Lovin established his reputation as one of the nation's foremost Christian ethicists while a professor of ethics at the University of Chicago. He is the author of three books: Christian Faith and Public Choices: The Social Ethics of Barth, Brunner, and Bonhoeffer (Fortress Press, 1984), Reinhold Niebuhr and Christian Realism (Cambridge University Press, 1995), and Christian Ethics: An Essential Guide (Abingdon Press, 2000). He has authored and co-edited several books, articles and major publications, including a professional volume of essays, Cosmogony and Ethical Order: New Studies in Comparative Ethics (University of Chicago Press, 1985).

While at the University of Chicago in the early 1980s, he was director of the Project on Religion and American Public Life. He has served on the editorial boards of The Journal of Religious Ethics and the Journal of Religion . He was co-editor of the Library of Theological Ethics. Since 1991 he has been editor-at-large for the magazine, The Christian Century. In 1987 he was named a Guggenheim Fellow. He also is the past president of the Society of Christian Ethics.

An ordained minister in the United Methodist Church (UMC), Lovin has been active in the life and leadership of the Methodist Church for more than 20 years. He is currently president of the Association of United Methodist Theological Schools and serves on an advisory committee for the Russia United Methodist Theological Seminary. A native of Illinois, Lovin holds a bachelor's degree in philosophy from Northwestern University and a graduate degree in divinity (B.D.) and a Ph.D. in religious ethics from Harvard University.

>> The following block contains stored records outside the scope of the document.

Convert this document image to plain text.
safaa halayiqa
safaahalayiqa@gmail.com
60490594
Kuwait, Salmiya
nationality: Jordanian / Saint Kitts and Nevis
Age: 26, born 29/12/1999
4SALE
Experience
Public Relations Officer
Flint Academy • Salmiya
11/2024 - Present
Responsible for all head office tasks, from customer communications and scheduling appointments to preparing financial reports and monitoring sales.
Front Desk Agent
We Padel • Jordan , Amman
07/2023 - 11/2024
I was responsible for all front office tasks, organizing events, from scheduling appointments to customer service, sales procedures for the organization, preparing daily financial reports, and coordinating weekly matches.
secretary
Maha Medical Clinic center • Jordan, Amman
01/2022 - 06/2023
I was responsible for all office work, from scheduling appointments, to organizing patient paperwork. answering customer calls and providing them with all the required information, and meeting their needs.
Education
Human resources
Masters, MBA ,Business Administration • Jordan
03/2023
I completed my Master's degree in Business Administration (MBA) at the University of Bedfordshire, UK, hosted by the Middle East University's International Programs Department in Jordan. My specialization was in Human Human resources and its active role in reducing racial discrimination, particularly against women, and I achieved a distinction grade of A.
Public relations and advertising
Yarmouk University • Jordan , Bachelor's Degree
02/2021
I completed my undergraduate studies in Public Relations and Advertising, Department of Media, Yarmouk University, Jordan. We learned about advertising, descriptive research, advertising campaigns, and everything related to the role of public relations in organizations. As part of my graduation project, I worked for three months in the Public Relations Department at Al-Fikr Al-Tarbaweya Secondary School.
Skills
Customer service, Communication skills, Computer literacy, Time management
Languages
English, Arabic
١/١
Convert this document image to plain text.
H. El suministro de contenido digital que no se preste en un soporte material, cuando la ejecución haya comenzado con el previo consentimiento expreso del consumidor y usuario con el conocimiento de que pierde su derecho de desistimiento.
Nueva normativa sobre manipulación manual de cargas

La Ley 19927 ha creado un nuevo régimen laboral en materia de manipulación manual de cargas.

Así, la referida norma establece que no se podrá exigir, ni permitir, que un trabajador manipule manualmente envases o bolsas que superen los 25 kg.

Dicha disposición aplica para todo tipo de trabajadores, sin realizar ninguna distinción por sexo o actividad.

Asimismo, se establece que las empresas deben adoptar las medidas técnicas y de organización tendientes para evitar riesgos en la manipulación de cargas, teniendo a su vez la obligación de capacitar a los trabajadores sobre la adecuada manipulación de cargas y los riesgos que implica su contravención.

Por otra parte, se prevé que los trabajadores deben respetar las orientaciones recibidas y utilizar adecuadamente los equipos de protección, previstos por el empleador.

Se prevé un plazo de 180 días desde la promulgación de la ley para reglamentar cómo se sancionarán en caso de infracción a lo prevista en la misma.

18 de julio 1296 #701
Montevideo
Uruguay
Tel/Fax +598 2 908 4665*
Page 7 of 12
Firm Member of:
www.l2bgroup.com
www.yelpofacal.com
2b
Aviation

As dean of Perkins, Lovin has overseen the renovation of Perkins Chapel, hired seven new faculty members, established satellite programs in Houston and Galveston in which he also teaches, raised $14 million in gifts, and forged a positive and strong relationship between the school and the UMC. In addition, he has continued to write, research and teach courses on moral theology and an introduction to theology to divinity students and the core seminar for Ph.D. students in SMU's Department of Religious Studies in Dedman College.

His plans for the Maguire Chair are to continue the tradition of teaching ethics across the disciplines and professions, including SMU's schools of law and business. Lovin also hopes to use his background in comparative ethics to contribute to the university's courses and programs on globalization. His predecessor, May, says he is pleased that Lovin will continue to use the Maguire Chair as a platform for public discourse in ethics.

"He is first rate scholar and a wonderful speaker. I am honored that he will be a successor to the chair," May said.

The Maguire Chair in Ethics was established in 1983 with a gift from Cary Maguire, chairman, president and CEO of Maguire Oil Company and a former SMU trustee. In announcing the gift, Maguire said that he was interested in ensuring that a dialogue on ethics be part of a university education. Toward that goal he established the Cary M. Maguire Center for Ethics and Public Responsibility in 1995.

A graduate of the Wharton School of Finance at the University of Pennsylvania, Maguire has been a longtime supporter of SMU. He donated funds for the establishment of the Maguire Oil and Gas Institute in the Edwin L. Cox School of Business in 1975. In addition to the Maguire Chair in Ethics, he has endowed the Cary M. Maguire Professorship in Oil and Gas Management in the Cox School of Business. He also has provided funds for one of the two buildings in the business school; it was named the Maguire Building in his honor. In 1989, he established the "The Ideas for Education: the Maguire Awards," a university program that rewards SMU faculty, staff and students for productivity gains.